Once, the people of India had a good understanding of water and the river systems. The women of India would sing songs about climate change and they knew and understood the climate. While water has only three meanings in the rest of the world, Retreat, Recycle and Reuse, once, in India, there were about six Rs of water—respect, retreat, recycle, reuse and regenerate the planet by Water. So we were in a position to teach the world a lot about water. We used to see water not as profit but as something auspicious.
Our relationship with water has changed drastically in the last few years. When the water in our eyes dried up—when we became greedy and short-sighted—then our wells and ponds started drying up too. Water was made a commodity of trade. When things related to life start being traded, then their auspiciousness disappears, they remain only for-profit objects. We have to revive the old relationship.
Think how beautiful nature was. The cloud brought us water, gave life, but we are not trying to save the life that the clouds bring. We are letting this nectar flow into dirty streams. The cloud from which the life-making water came to us now flows into sewers.

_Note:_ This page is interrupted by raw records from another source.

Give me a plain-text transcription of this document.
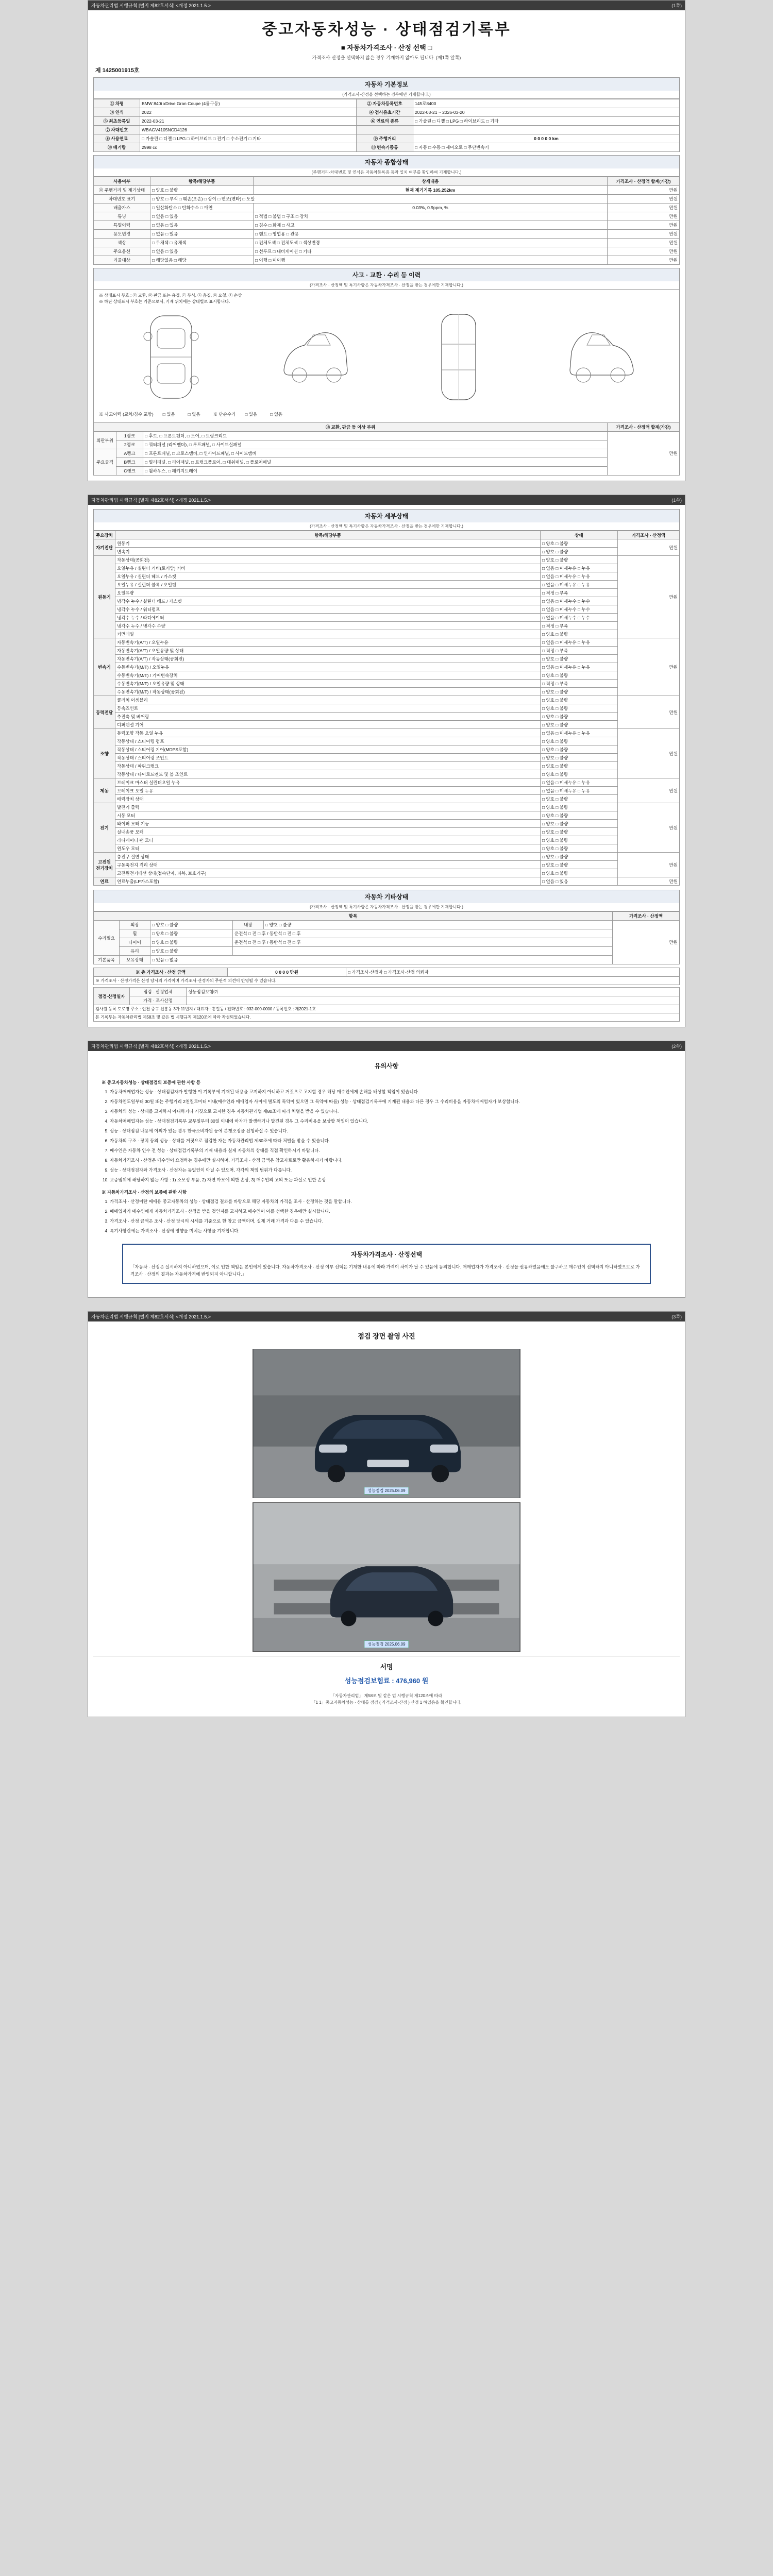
자동차관리법 시행규칙 [별지 제82호서식] <개정 2021.1.5.>	(1쪽)
중고자동차성능 · 상태점검기록부
■ 자동차가격조사 · 산정 선택 □
가격조사·산정을 선택하지 않은 경우 기재하지 않아도 됩니다. (제1쪽 앞쪽)
제 1425001915호
자동차 기본정보
(가격조사·산정을 선택하는 경우에만 기재합니다.)
① 차명	BMW 840i xDrive Gran Coupe (4륜구동)	② 자동차등록번호	145로8400
③ 연식	2022	④ 검사유효기간	2022-03-21 ~ 2026-03-20
⑤ 최초등록일	2022-03-21	⑥ 연료의 종류	□ 가솔린 □ 디젤 □ LPG □ 하이브리드 □ 기타
⑦ 차대번호	WBAGV4105NCD4126		
⑧ 사용연료	□ 가솔린 □ 디젤 □ LPG □ 하이브리드 □ 전기 □ 수소전기 □ 기타	⑨ 주행거리	0 0 0 0 0 km
⑩ 배기량	2998 cc	⑪ 변속기종류	□ 자동 □ 수동 □ 세미오토 □ 무단변속기
자동차 종합상태
(주행거리·차대번호 및 연식은 자동차등록증 등과 일치 여부를 확인하여 기재합니다.)
사용여부	항목/해당부품	상세내용	가격조사 · 산정액 합계(가감)
⑫ 주행거리 및 계기상태	□ 양호 □ 불량	현재 계기기록 105,252km	만원
차대번호 표기	□ 양호 □ 부식 □ 훼손(오손) □ 상이 □ 변조(변타) □ 도말		만원
배출가스	□ 일산화탄소 □ 탄화수소 □ 매연	0.03%, 0.9ppm, %	만원
튜닝	□ 없음 □ 있음	□ 적법 □ 불법 □ 구조 □ 장치	만원
특별이력	□ 없음 □ 있음	□ 침수 □ 화재 □ 사고	만원
용도변경	□ 없음 □ 있음	□ 렌트 □ 영업용 □ 관용	만원
색상	□ 무채색 □ 유채색	□ 전체도색 □ 전체도색 □ 색상변경	만원
주요옵션	□ 없음 □ 있음	□ 선루프 □ 내비게이션 □ 기타	만원
리콜대상	□ 해당없음 □ 해당	□ 이행 □ 미이행	만원
사고 · 교환 · 수리 등 이력
(가격조사 · 산정액 및 특기사항은 자동차가격조사 · 산정을 받는 경우에만 기재합니다.)
※ 상태표시 부호 : ⓧ 교환, ⓦ 판금 또는 용접, ⓒ 부식, ⓐ 흠집, ⓤ 요철, ⓣ 손상
※ 하단 상태표시 부호는 기준으로서, 기재 위치에는 상태별로 표시합니다.
※ 사고이력 (교차/침수 포함) □ 있음	□ 없음	※ 단순수리 □ 있음	□ 없음
⑬ 교환, 판금 등 이상 부위			가격조사 · 산정액 합계(가감)
외판부위	1랭크	□ 후드, □ 프론트펜더, □ 도어, □ 트렁크리드	만원
	2랭크	□ 쿼터패널 (리어펜더), □ 루프패널, □ 사이드실패널	
주요골격	A랭크	□ 프론트패널, □ 크로스맴버, □ 인사이드패널, □ 사이드맴버	
	B랭크	□ 필러패널, □ 리어패널, □ 트렁크플로어, □ 대쉬패널, □ 플로어패널	
	C랭크	□ 휠하우스, □ 패키지트레이	
자동차관리법 시행규칙 [별지 제82호서식] <개정 2021.1.5.>	(1쪽)
자동차 세부상태
(가격조사 · 산정액 및 특기사항은 자동차가격조사 · 산정을 받는 경우에만 기재합니다.)
주요장치	항목/해당부품	상태	가격조사 · 산정액
자기진단	원동기	□ 양호 □ 불량	만원
	변속기	□ 양호 □ 불량	
원동기	작동상태(공회전)	□ 양호 □ 불량	만원
	오일누유 / 실린더 커버(로커암) 커버	□ 없음 □ 미세누유 □ 누유	
	오일누유 / 실린더 헤드 / 가스켓	□ 없음 □ 미세누유 □ 누유	
	오일누유 / 실린더 블록 / 오일팬	□ 없음 □ 미세누유 □ 누유	
	오일유량	□ 적정 □ 부족	
	냉각수 누수 / 실린더 헤드 / 가스켓	□ 없음 □ 미세누수 □ 누수	
	냉각수 누수 / 워터펌프	□ 없음 □ 미세누수 □ 누수	
	냉각수 누수 / 라디에이터	□ 없음 □ 미세누수 □ 누수	
	냉각수 누수 / 냉각수 수량	□ 적정 □ 부족	
	커먼레일	□ 양호 □ 불량	
변속기	자동변속기(A/T) / 오일누유	□ 없음 □ 미세누유 □ 누유	만원
	자동변속기(A/T) / 오일유량 및 상태	□ 적정 □ 부족	
	자동변속기(A/T) / 작동상태(공회전)	□ 양호 □ 불량	
	수동변속기(M/T) / 오일누유	□ 없음 □ 미세누유 □ 누유	
	수동변속기(M/T) / 기어변속장치	□ 양호 □ 불량	
	수동변속기(M/T) / 오일유량 및 상태	□ 적정 □ 부족	
	수동변속기(M/T) / 작동상태(공회전)	□ 양호 □ 불량	
동력전달	클러치 어셈블리	□ 양호 □ 불량	만원
	등속죠인트	□ 양호 □ 불량	
	추진축 및 베어링	□ 양호 □ 불량	
	디퍼렌셜 기어	□ 양호 □ 불량	
조향	동력조향 작동 오일 누유	□ 없음 □ 미세누유 □ 누유	만원
	작동상태 / 스티어링 펌프	□ 양호 □ 불량	
	작동상태 / 스티어링 기어(MDPS포함)	□ 양호 □ 불량	
	작동상태 / 스티어링 조인트	□ 양호 □ 불량	
	작동상태 / 파워크랭크	□ 양호 □ 불량	
	작동상태 / 타이로드엔드 및 볼 조인트	□ 양호 □ 불량	
제동	브레이크 마스터 실린더오일 누유	□ 없음 □ 미세누유 □ 누유	만원
	브레이크 오일 누유	□ 없음 □ 미세누유 □ 누유	
	배력장치 상태	□ 양호 □ 불량	
전기	발전기 출력	□ 양호 □ 불량	만원
	시동 모터	□ 양호 □ 불량	
	와이퍼 모터 기능	□ 양호 □ 불량	
	실내송풍 모터	□ 양호 □ 불량	
	라디에이터 팬 모터	□ 양호 □ 불량	
	윈도우 모터	□ 양호 □ 불량	
고전원 전기장치	충전구 절연 상태	□ 양호 □ 불량	만원
	구동축전지 격리 상태	□ 양호 □ 불량	
	고전원전기배선 상태(접속단자, 피복, 보호기구)	□ 양호 □ 불량	
연료	연료누출(LP가스포함)	□ 없음 □ 있음	만원
자동차 기타상태
(가격조사 · 산정액 및 특기사항은 자동차가격조사 · 산정을 받는 경우에만 기재합니다.)
항목					가격조사 · 산정액
수리필요	외장	□ 양호 □ 불량	내장	□ 양호 □ 불량	만원
	휠	□ 양호 □ 불량	운전석 □ 전 □ 후 / 동반석 □ 전 □ 후		
	타이어	□ 양호 □ 불량	운전석 □ 전 □ 후 / 동반석 □ 전 □ 후		
	유리	□ 양호 □ 불량			
기본품목	보유상태	□ 있음 □ 없음			
※ 총 가격조사 · 산정 금액	0 0 0 0 만원	□ 가격조사·산정자 □ 가격조사·산정 의뢰자
※ 가격조사 · 산정가격은 산정 당시의 가격이며 가격조사·산정자의 주관적 의견이 반영될 수 있습니다.
점검·산정일자	점검 · 산정업체	성능점검보험㈜
	가격 · 조사산정	
검사원 등록 도로명 주소 : 인천 중구 신흥동 3가 11번지 / 대표자 : 홍길동 / 전화번호 : 032-000-0000 / 등록번호 : 제2021-1호		
본 기록부는 자동차관리법 제58조 및 같은 법 시행규칙 제120조에 따라 작성되었습니다.		
자동차관리법 시행규칙 [별지 제82호서식] <개정 2021.1.5.>	(2쪽)
유의사항
※ 중고자동차성능 · 상태점검의 보증에 관한 사항 등
1. 자동차매매업자는 성능 · 상태점검자가 발행한 이 기록부에 기재된 내용을 고지하지 아니하고 거짓으로 고지할 경우 해당 매수인에게 손해를 배상할 책임이 있습니다.
2. 자동차인도일부터 30일 또는 주행거리 2천킬로미터 이내(매수인과 매매업자 사이에 별도의 특약이 있으면 그 특약에 따름) 성능 · 상태점검기록부에 기재된 내용과 다른 경우 그 수리비용을 자동차매매업자가 보상합니다.
3. 자동차의 성능 · 상태를 고지하지 아니하거나 거짓으로 고지한 경우 자동차관리법 제80조에 따라 처벌을 받을 수 있습니다.
4. 자동차매매업자는 성능 · 상태점검기록부 교부일부터 30일 이내에 하자가 발생하거나 발견된 경우 그 수리비용을 보상할 책임이 있습니다.
5. 성능 · 상태점검 내용에 이의가 있는 경우 한국소비자원 등에 분쟁조정을 신청하실 수 있습니다.
6. 자동차의 구조 · 장치 등의 성능 · 상태를 거짓으로 점검한 자는 자동차관리법 제80조에 따라 처벌을 받을 수 있습니다.
7. 매수인은 자동차 인수 전 성능 · 상태점검기록부의 기재 내용과 실제 자동차의 상태를 직접 확인하시기 바랍니다.
8. 자동차가격조사 · 산정은 매수인이 요청하는 경우에만 실시하며, 가격조사 · 산정 금액은 참고자료로만 활용하시기 바랍니다.
9. 성능 · 상태점검자와 가격조사 · 산정자는 동일인이 아닐 수 있으며, 각각의 책임 범위가 다릅니다.
10. 보증범위에 해당하지 않는 사항 : 1) 소모성 부품, 2) 자연 마모에 의한 손상, 3) 매수인의 고의 또는 과실로 인한 손상
※ 자동차가격조사 · 산정의 보증에 관한 사항
1. 가격조사 · 산정이란 매매용 중고자동차의 성능 · 상태점검 결과를 바탕으로 해당 자동차의 가격을 조사 · 산정하는 것을 말합니다.
2. 매매업자가 매수인에게 자동차가격조사 · 산정을 받을 것인지를 고지하고 매수인이 이를 선택한 경우에만 실시합니다.
3. 가격조사 · 산정 금액은 조사 · 산정 당시의 시세를 기준으로 한 참고 금액이며, 실제 거래 가격과 다를 수 있습니다.
4. 특기사항란에는 가격조사 · 산정에 영향을 미치는 사항을 기재합니다.
자동차가격조사 · 산정선택
「자동차 · 산정은 실시하지 아니하였으며, 이로 인한 책임은 본인에게 있습니다. 자동차가격조사 · 산정 여부 선택은 기재한 내용에 따라 가격이 차이가 날 수 있음에 동의합니다. 매매업자가 가격조사 · 산정을 권유하였음에도 불구하고 매수인이 선택하지 아니하였으므로 가격조사 · 산정의 결과는 자동차가격에 반영되지 아니합니다.」
자동차관리법 시행규칙 [별지 제82호서식] <개정 2021.1.5.>	(3쪽)
점검 장면 촬영 사진
성능점검 2025.06.09
성능점검 2025.06.09
서명
성능점검보험료 : 476,960 원
「자동차관리법」 제58조 및 같은 법 시행규칙 제120조에 따라
「1 1」중고자동차성능 · 상태를 점검 ( 가격조사·산정 ) 산정 1 하였음을 확인합니다.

The biggest flaw is of modern education, which is preparing engineers and technicians who have only studied the techniques of exploitation, but not sustenance and nutrition. Management education, in particular, has taught us how to manage things by encroaching on shared community properties. Even our social science education now only talks about what we can take away from nature.
We have forgotten the virtues and joys associated with nature. Water was our language, rivers were our speech. We did not face the disasters of climate change. Ever since we have forgotten the language of water and the dialect of the river, the climate change disaster has started. If we want to celebrate Water Day, then our modern education will have to be turned into recognising what is sustainable and nourishing. Clouds still come, but we have to learn how to appreciate them.
To do such work requires political goodwill. There is no justification for celebrating Water Day without political goodwill.
The author, also known as Jal Purush, is a well-known environmental activist who has worked on water conservation for several decades. The views are personal.